Das Thema des Innovationslabors PlastiQuant ist das (Mikro-)Plastik-Management für eine zirkuläre Bioökonomie und mikroplastikfreie Lebensmittel. In diesem Innovationslabor entwickeln der Lehrstuhl für Biotechnologie (Prof. Ulrich Schwanberg; Koordinator von PlastiQuant Lab) und der Lehrstuhl für Fluidverfahrenstechnik (Prof. Andreas Jupke) zusammen eine Infrastruktur zur Quantifizierung, für das Recycling und zur Valorisierung von Mikro-und Nanoplastikpartikeln. Hierbei wird eine Infrastruktur zur hochdurchsatzfähigen Quantifizierung von Mikro/Nanoplastikpartikeln (z. B. in Trinkwasser oder Umweltwasserproben) aufgebaut, eine Stammsammlung von adhäsionsvermittelnden polymer-abbauenden Enzymen (bis zu 100 Konstrukte) für die effiziente Plastikdegradation etabliert und Plastik-Recyclingprozessen (z. B. Prozesskonzepte für den Abbau von Mischplastik) entwickelt. Bis 2021 wird ein Zertifizierungslabor für „mikroplastikfreie“ Lebensmittel aufgebaut.

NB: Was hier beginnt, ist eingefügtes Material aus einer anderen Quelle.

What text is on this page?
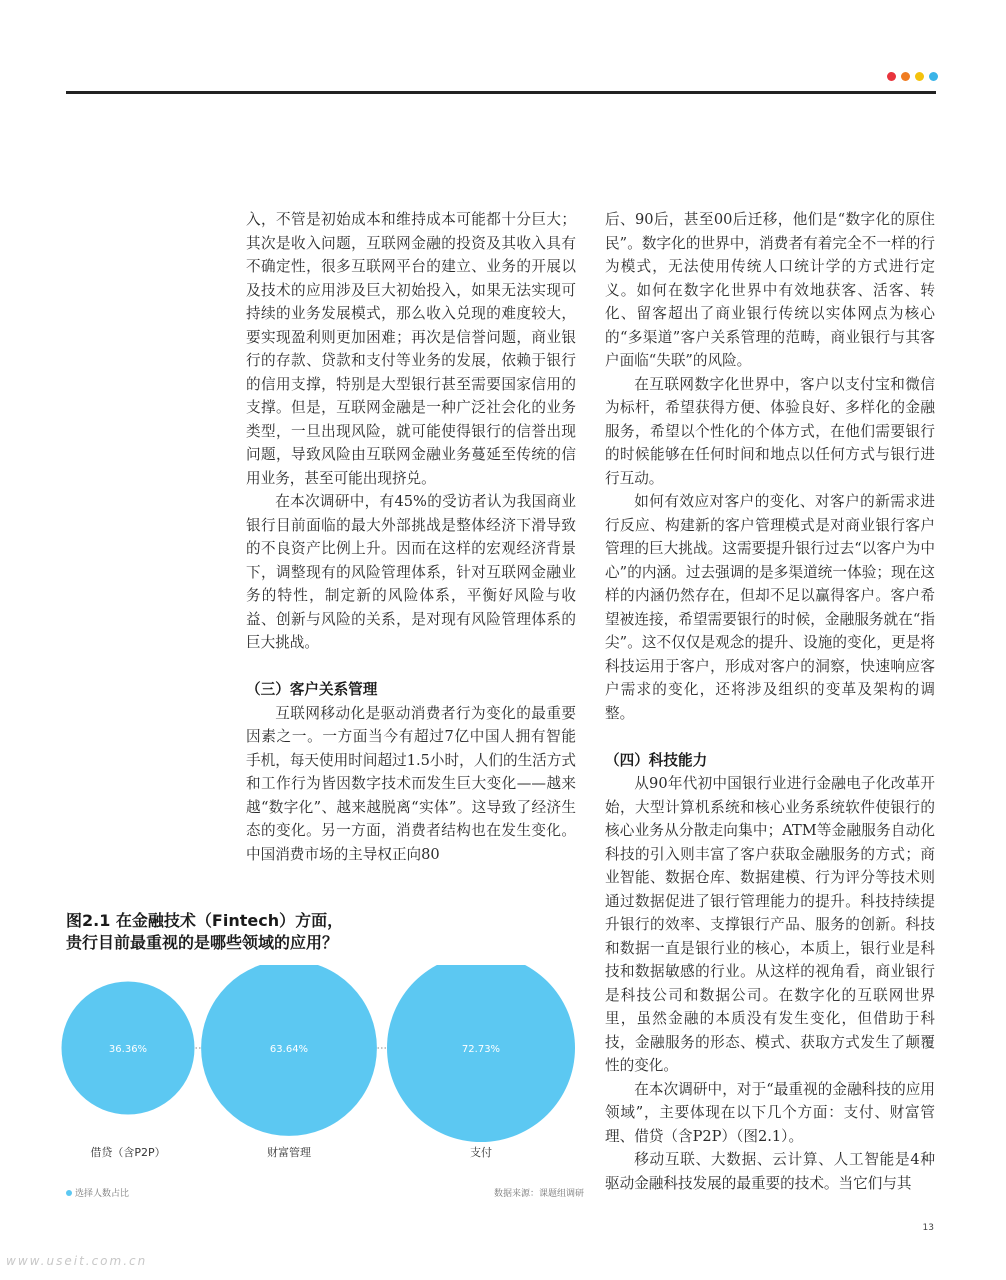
入，不管是初始成本和维持成本可能都十分巨大；其次是收入问题，互联网金融的投资及其收入具有不确定性，很多互联网平台的建立、业务的开展以及技术的应用涉及巨大初始投入，如果无法实现可持续的业务发展模式，那么收入兑现的难度较大，要实现盈利则更加困难；再次是信誉问题，商业银行的存款、贷款和支付等业务的发展，依赖于银行的信用支撑，特别是大型银行甚至需要国家信用的支撑。但是，互联网金融是一种广泛社会化的业务类型，一旦出现风险，就可能使得银行的信誉出现问题，导致风险由互联网金融业务蔓延至传统的信用业务，甚至可能出现挤兑。

在本次调研中，有45%的受访者认为我国商业银行目前面临的最大外部挑战是整体经济下滑导致的不良资产比例上升。因而在这样的宏观经济背景下，调整现有的风险管理体系，针对互联网金融业务的特性，制定新的风险体系，平衡好风险与收益、创新与风险的关系，是对现有风险管理体系的巨大挑战。

（三）客户关系管理

互联网移动化是驱动消费者行为变化的最重要因素之一。一方面当今有超过7亿中国人拥有智能手机，每天使用时间超过1.5小时，人们的生活方式和工作行为皆因数字技术而发生巨大变化——越来越“数字化”、越来越脱离“实体”。这导致了经济生态的变化。另一方面，消费者结构也在发生变化。中国消费市场的主导权正向80

后、90后，甚至00后迁移，他们是“数字化的原住民”。数字化的世界中，消费者有着完全不一样的行为模式，无法使用传统人口统计学的方式进行定义。如何在数字化世界中有效地获客、活客、转化、留客超出了商业银行传统以实体网点为核心的“多渠道”客户关系管理的范畴，商业银行与其客户面临“失联”的风险。

在互联网数字化世界中，客户以支付宝和微信为标杆，希望获得方便、体验良好、多样化的金融服务，希望以个性化的个体方式，在他们需要银行的时候能够在任何时间和地点以任何方式与银行进行互动。

如何有效应对客户的变化、对客户的新需求进行反应、构建新的客户管理模式是对商业银行客户管理的巨大挑战。这需要提升银行过去“以客户为中心”的内涵。过去强调的是多渠道统一体验；现在这样的内涵仍然存在，但却不足以赢得客户。客户希望被连接，希望需要银行的时候，金融服务就在“指尖”。这不仅仅是观念的提升、设施的变化，更是将科技运用于客户，形成对客户的洞察，快速响应客户需求的变化，还将涉及组织的变革及架构的调整。

（四）科技能力

从90年代初中国银行业进行金融电子化改革开始，大型计算机系统和核心业务系统软件使银行的核心业务从分散走向集中；ATM等金融服务自动化科技的引入则丰富了客户获取金融服务的方式；商业智能、数据仓库、数据建模、行为评分等技术则通过数据促进了银行管理能力的提升。科技持续提升银行的效率、支撑银行产品、服务的创新。科技和数据一直是银行业的核心，本质上，银行业是科技和数据敏感的行业。从这样的视角看，商业银行是科技公司和数据公司。在数字化的互联网世界里，虽然金融的本质没有发生变化，但借助于科技，金融服务的形态、模式、获取方式发生了颠覆性的变化。

在本次调研中，对于“最重视的金融科技的应用领域”，主要体现在以下几个方面：支付、财富管理、借贷（含P2P）（图2.1）。

移动互联、大数据、云计算、人工智能是4种驱动金融科技发展的最重要的技术。当它们与其

图2.1 在金融技术（Fintech）方面，
贵行目前最重视的是哪些领域的应用？
36.36%
借贷（含P2P）
63.64%
财富管理
72.73%
支付
选择人数占比	数据来源：课题组调研
13
www.useit.com.cn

Bei ProtLab (Prof. Ulrich Schwanberg; Koordinator von ProtLab) handelt es sich um ein Innovationslabor für maßgeschneiderte Proteinprodukte und –systeme für die Pflanzengesundheit und digitale Landwirtschaft. Dieses Innovationslabors soll den Forschungsbedarfe für Adhäsionsvermittler, zur erfolgreichen Reduktion von Pestiziden durch maßgeschneiderte Proteinsysteme, in der Pflanzengesundheit und digitalen Landwirtschaft bedienen. Im Zuge dessen werden neue, vollständig bioabbaubare Lösungen für eine pestizidarme Landwirtschaft entwickelt. Des Weiteren soll durch einen schnellen Technologietransfer die Nutzung des Innovations- und Arbeitsplatzpotentials, der im Rahmen von BioSC entwickelten Plattformen BiFuProts und greenRelease, ermöglicht werden. Parallel wird Translationsforschung in der hochdurchsatzfähigen biophysikalischen Charakterisierung sowie Skalierung und Formulierung für die Feldversuche und die zugehörigen Monitoringverfahren betrieben. Bis 2021 ist eine Unternehmensgründung „AachenGreenBiotec“ sowie Beginn von Zulassungsanträgen in der Region geplant.